Moving on to the panel, the i612 suffers from several defects common to many other monitors.

Just looking at its specs might make you think that its contrast ratio of 300:1 should be sufficient. Unfortunately, it's not. The optimal settings for this screen are relatively low. Contrast and brightness settings have to be below 50 - they're about 40 here. At that setting, the screen is able to properly display the lightest hues. However, very dark colors are replaced with a simple black.

One of the test images we used is made up of reds, greens and blues that run the gamut from 0 (dark) to 255 (very light). When the contrast and brightness have been set to 40, the screen is able to display different hues ranging from:

255 to 34 for red; 255 to 31 for green; 255 to 34 for blue.

Any lower values are displayed as black. With this kind of display capability, it's impossible to play the latest games, since they're generally very dark. So, when playing DVDs or games, it's a good idea to re-adjust the contrast to 60 and the brightness to 45.

In that case, the color values range from:

234 to 24 for blue; 235 to 20 for green; 234 to 20 for red.

With these values, dark hues are displayed much better. The downside of these settings, though, is that you lose a lot of the lighter hues, which appear to be pure white. And if you return to office applications, you'll discover that it's impossible to use settings that you optimized for gaming with Windows Office applications - the display is just too bright. So it's back to the initial settings - 40 and 40 for contrast and brightness. And don't forget to reset the automatic adjustment of the phase and clock in the OSD (indispensable for monitors without a digital input such as the i612).

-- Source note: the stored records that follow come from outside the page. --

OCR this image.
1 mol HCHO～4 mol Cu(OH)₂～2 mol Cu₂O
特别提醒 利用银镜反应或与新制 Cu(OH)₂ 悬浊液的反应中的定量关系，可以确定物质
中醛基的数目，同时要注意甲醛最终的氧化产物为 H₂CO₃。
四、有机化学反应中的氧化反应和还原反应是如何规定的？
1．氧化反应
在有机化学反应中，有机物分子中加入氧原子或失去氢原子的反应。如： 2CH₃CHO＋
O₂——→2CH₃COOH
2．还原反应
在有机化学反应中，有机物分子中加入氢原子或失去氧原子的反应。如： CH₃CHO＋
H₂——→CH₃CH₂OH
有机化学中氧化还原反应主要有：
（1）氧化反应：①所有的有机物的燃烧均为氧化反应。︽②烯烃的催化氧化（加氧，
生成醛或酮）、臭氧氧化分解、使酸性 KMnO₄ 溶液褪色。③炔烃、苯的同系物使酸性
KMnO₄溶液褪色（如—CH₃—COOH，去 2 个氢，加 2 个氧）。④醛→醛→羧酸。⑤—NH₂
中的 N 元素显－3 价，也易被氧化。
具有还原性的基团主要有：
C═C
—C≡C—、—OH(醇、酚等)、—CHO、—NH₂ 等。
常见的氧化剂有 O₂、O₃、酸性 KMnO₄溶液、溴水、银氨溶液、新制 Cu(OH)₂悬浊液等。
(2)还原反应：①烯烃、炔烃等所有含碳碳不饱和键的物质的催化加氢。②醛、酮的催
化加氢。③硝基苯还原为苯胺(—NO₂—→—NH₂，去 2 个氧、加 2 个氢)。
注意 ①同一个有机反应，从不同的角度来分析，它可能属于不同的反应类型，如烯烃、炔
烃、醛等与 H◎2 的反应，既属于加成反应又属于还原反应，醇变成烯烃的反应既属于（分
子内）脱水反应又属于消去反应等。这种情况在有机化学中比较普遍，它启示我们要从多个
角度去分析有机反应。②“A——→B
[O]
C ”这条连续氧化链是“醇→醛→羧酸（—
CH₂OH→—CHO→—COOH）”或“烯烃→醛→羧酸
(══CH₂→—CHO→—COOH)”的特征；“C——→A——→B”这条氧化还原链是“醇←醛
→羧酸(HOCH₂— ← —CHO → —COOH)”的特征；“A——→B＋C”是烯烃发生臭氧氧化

Another drawback is the response time. Start up a game and you'll see right away that the display is rather slow to react. Phantom images are more of a problem for this monitor than for most of the other monitors we tested. Nor does the problem disappear when you switch to surfing the Internet. Scrolling up or down pages will cause the characters to blur.

The i612 is a considerable improvement on its predecessor, the i600. However, it can only really be used in an office setting, assuming that the users won't be relying on Internet functionality. Other displays are much better in an Internet setting than the i612.

NB: The color values used in this test will vary depending on individual preference and lighting conditions. I've listed the values we used just to give you an idea of what this monitor is capable of handling. For the remaining displays, I'll limit my discussion to their overall ability to display light, medium and dark colors.